Marek’s Take: Network slicing is a security nightmare for operators

Marek's take

Visionaries talk about the transformative nature of 5G and how this next-generation network technology will connect everything from automobiles to factories to energy grids.

To make that vision a reality, carriers need to deploy more sophisticated network technologies like network slicing, which is expected to happen as 5G becomes more prevalent and network footprints become larger. Most experts predict we’ll see network slicing commercially available in some 5G networks in the next two or three years.

Network slicing allows operators to partition the network into segments for certain use cases. Each of those network segments can be customized, but they will likely use some underlying common network infrastructure. That’s what makes network slicing so compelling. Instead of having to deploy multiple networks, an operator can just slice and dice up its existing network to allow for different use cases. For example, a network slice could be used for a mobile virtual network operator (MVNO), or a slice could be used for an enterprise or an Internet of Things application.

RELATED: AT&T and Ericsson use ONAP for network slicing

But making network slicing a reality is no easy task. And making sure every network slice is secure will be even harder.

“Even if you put security to one side, operationalizing network slicing with any kind of agility, at any kind of scale, is going to be very complex. When you then add in the security requirements — as you have to — that adds yet more complexity,” said Patrick Donegan, founder and principal analyst with HardenStance.

And 5G networks alone have more security challenges than 3G and 4G networks. John Wick, senior vice president and general manager of Syniverse’s service provider business group, said that 5G uses a whole new signaling protocol, which means that 5G networks connect to each other in a very different way than 4G networks connect to each other.

For example, in a 5G network the typical “trusted relationship” that happens when one core network connects to another, actually happens with each network function. “The security edge protection proxy (SEPP) is the traffic cop that is aware of all the network functions,” Wick explained.
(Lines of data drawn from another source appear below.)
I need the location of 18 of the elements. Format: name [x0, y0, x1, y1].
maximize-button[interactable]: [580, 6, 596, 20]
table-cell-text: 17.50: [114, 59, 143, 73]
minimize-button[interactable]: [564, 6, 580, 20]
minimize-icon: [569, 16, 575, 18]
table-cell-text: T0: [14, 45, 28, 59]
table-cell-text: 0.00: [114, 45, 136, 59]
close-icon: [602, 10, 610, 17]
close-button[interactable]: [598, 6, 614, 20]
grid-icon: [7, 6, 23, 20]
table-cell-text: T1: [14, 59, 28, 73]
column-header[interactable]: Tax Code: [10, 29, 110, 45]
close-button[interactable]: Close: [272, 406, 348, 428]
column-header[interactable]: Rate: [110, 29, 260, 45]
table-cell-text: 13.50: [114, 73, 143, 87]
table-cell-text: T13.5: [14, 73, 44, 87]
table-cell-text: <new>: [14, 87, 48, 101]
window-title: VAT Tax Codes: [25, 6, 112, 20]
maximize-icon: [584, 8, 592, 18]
And each network function has a very large number of secured trusted relationships that have to be up and running continuously.

Now imagine that scenario amplified several times for each network slice. Wick said that with network slicing a single network function that is running across a network is now divided up among all the network slices and all of those have to be secure.

Plus, Wick said that each network slice will have to have some type of device authentication so that devices that are intended for one network slice are approved but prevented from running on another slice.

Blurred lines

But it’s unclear which entity will ultimately be responsible for the security of a network slice. Will it be the underlying operator? Or the enterprise/MVNO that is operating the slice?

Wick said that these issues are being discussed right now, but there is no clear answer. And it may differ from one operator to another.

Donegan noted, however, that there are new players entering the space that see network slicing as an opportunity. For example, cloud providers may be able to offer a solution to this complex undertaking. “Oracle is an example of a cloud provider that thinks it can show the telcos a clean pair of heels when it comes to building its own 5G core components and driving 5G network slicing off of that,” Donegan said. “Let’s see if they really can operationalize what the standards bodies are handing down any better than the telcos can themselves.”

But will operators want to hand over something as important as this to a cloud provider? They might not have a choice. Security is critical, and networks are increasingly complex. And as telecom networks start to mesh with enterprises, it may just be the perfect opportunity for these enterprise-focused firms to enter the telecom network fray.